Refugee death toll in Mediterranean Sea this year deadliest ever, says UN
At least 3,800 dead in 2016 compared with 3,771 deaths last year
The United Nations refugee agency said today that at least 3,800 refugees have died in the Mediterranean Sea so far this year in an attempt to reach Europe, making 2016 the deadliest year on record.
The Geneva-based agency had warned Tuesday that this year's death toll was likely to exceed the 3,771 deaths reported for the whole of 2015.
- ANALYSIS 'Race against time' to save migrants adrift on the Mediterranean Sea
- The Current CBC documentary captures life of asylum seekers on rescue boat
Scores of migrants have been drowning each week as the fragile and often overcrowded boats they travel on capsize or sink, the UN agency said. It blamed bad weather, flimsy boats and the fact that migrants fleeing war and poverty are increasingly taking the hazardous central Mediterranean route from Libya to Italy in an attempt to reach Europe.

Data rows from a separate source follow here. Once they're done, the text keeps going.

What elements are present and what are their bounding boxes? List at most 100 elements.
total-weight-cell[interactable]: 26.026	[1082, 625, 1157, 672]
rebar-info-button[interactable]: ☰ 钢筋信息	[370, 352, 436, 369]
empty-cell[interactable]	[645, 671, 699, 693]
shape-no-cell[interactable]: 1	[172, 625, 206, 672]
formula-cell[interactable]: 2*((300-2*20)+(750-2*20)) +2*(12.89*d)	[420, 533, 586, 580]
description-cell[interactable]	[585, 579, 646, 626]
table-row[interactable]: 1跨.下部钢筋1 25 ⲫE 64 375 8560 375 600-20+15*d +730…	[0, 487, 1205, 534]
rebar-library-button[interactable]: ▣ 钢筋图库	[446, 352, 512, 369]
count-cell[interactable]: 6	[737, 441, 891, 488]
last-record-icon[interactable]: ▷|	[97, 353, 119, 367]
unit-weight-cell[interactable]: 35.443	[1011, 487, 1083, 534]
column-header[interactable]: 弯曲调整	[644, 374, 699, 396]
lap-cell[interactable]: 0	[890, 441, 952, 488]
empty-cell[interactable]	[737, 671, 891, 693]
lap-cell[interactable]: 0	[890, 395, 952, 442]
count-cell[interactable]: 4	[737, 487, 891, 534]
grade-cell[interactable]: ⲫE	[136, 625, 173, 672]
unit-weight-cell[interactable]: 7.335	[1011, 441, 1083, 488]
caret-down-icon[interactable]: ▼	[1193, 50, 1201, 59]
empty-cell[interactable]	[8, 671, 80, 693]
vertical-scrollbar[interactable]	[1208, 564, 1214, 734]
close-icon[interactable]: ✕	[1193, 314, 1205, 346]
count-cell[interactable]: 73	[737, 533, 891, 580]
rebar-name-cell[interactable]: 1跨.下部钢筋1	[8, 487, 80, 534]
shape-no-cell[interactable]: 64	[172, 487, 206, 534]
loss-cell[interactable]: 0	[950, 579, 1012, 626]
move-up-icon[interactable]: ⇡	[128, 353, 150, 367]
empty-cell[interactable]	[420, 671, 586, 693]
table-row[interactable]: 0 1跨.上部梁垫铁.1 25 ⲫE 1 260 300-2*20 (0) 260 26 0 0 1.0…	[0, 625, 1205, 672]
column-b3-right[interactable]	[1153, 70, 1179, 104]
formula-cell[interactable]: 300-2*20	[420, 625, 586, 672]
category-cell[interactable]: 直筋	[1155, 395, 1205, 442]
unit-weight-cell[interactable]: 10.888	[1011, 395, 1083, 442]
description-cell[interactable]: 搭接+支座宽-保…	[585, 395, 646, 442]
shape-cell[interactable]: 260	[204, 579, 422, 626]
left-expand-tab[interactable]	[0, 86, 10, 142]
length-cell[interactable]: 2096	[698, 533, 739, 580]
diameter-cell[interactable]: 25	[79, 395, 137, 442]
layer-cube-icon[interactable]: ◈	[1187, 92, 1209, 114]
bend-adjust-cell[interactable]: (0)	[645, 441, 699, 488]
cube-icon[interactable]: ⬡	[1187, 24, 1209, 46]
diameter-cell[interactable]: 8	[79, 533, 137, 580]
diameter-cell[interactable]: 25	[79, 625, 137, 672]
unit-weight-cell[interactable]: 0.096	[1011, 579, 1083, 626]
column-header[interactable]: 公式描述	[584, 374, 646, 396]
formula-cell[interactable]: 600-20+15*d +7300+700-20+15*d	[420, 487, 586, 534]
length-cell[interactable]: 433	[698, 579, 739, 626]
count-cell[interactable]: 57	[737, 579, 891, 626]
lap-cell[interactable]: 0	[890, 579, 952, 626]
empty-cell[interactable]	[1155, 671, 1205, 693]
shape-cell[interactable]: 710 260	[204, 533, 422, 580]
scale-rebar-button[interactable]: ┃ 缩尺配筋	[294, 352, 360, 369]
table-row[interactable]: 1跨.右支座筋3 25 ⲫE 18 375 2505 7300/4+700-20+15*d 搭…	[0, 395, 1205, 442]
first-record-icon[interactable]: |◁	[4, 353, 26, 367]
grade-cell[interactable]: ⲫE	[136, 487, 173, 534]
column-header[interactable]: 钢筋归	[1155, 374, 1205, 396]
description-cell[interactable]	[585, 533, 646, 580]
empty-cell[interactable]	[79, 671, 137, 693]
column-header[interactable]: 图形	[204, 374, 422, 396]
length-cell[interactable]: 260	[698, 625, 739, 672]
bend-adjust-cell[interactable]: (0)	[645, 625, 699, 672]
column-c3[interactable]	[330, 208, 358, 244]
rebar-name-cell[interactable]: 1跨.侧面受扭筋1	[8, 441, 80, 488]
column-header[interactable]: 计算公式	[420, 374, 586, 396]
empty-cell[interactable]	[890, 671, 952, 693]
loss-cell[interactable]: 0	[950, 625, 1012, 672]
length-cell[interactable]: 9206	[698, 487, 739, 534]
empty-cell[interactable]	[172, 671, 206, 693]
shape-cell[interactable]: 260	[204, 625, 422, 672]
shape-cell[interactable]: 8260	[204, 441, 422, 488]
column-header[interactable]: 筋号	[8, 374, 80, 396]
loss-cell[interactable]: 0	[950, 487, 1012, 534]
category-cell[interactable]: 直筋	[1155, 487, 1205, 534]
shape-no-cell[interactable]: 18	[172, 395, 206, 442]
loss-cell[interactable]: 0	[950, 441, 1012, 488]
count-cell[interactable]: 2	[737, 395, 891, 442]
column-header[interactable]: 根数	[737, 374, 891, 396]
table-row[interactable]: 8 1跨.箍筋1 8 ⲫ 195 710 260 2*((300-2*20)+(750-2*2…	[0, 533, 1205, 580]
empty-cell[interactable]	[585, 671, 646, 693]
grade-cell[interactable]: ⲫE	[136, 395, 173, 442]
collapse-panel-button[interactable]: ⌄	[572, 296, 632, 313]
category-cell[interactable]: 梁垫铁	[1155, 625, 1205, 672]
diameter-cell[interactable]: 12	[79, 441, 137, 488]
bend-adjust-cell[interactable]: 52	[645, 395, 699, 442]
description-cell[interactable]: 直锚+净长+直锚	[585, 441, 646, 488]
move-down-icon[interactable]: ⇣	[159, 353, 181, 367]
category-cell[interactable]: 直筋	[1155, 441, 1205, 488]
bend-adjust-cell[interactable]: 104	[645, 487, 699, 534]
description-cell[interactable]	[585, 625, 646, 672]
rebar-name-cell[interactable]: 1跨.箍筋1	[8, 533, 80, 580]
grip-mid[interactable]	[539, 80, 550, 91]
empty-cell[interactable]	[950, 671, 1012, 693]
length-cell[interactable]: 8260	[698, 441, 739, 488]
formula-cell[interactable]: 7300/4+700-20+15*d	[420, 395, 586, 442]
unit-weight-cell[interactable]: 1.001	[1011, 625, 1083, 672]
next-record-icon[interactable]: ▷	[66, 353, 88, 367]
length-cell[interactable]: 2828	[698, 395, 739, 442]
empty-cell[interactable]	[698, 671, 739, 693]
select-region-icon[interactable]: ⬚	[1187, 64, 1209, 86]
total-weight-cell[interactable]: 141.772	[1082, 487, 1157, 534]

A deal between the European Union and Turkey largely closed off the eastern route earlier this year.
About half of the 327,800 migrants who crossed the Mediterranean this year did so using the central route, where about one in every 47 people dies. By comparison, the overall death rate for the whole Mediterranean last year — when more than a million people arrived in Europe — was one in 269 crossings.
The UN agency also said that smugglers have been changing their tactics, arranging the mass embarking of thousands of people at once.
30,000 refugees rescued from Mediterranean
CBC News foreign correspondent Nahlah Ayed spent nine days on a rescue boat off the shore of Libya to document the migrant crisis, the events of which will be featured on a new episode of the fifth estate on Oct. 28.
Ayed told CBC's The Current that rescuers estimate they rescued about 16,000 migrants between June and September, and 30,000 for the whole year.
When smugglers are filling boats with people, there's no guarantee families will be kept together, Ayed said.
Some people are even shoved on at gunpoint with bags over their heads, and are often misled about the conditions they will endure when they are travelling.
Ayed said her experience sitting with people on the rescue boat and listening to their stories made her realize how risky the situation was for these people so desperate to start a new life.
"I was struck by just how stunned people are when they get on the ship," she said. "They can't believe they survived."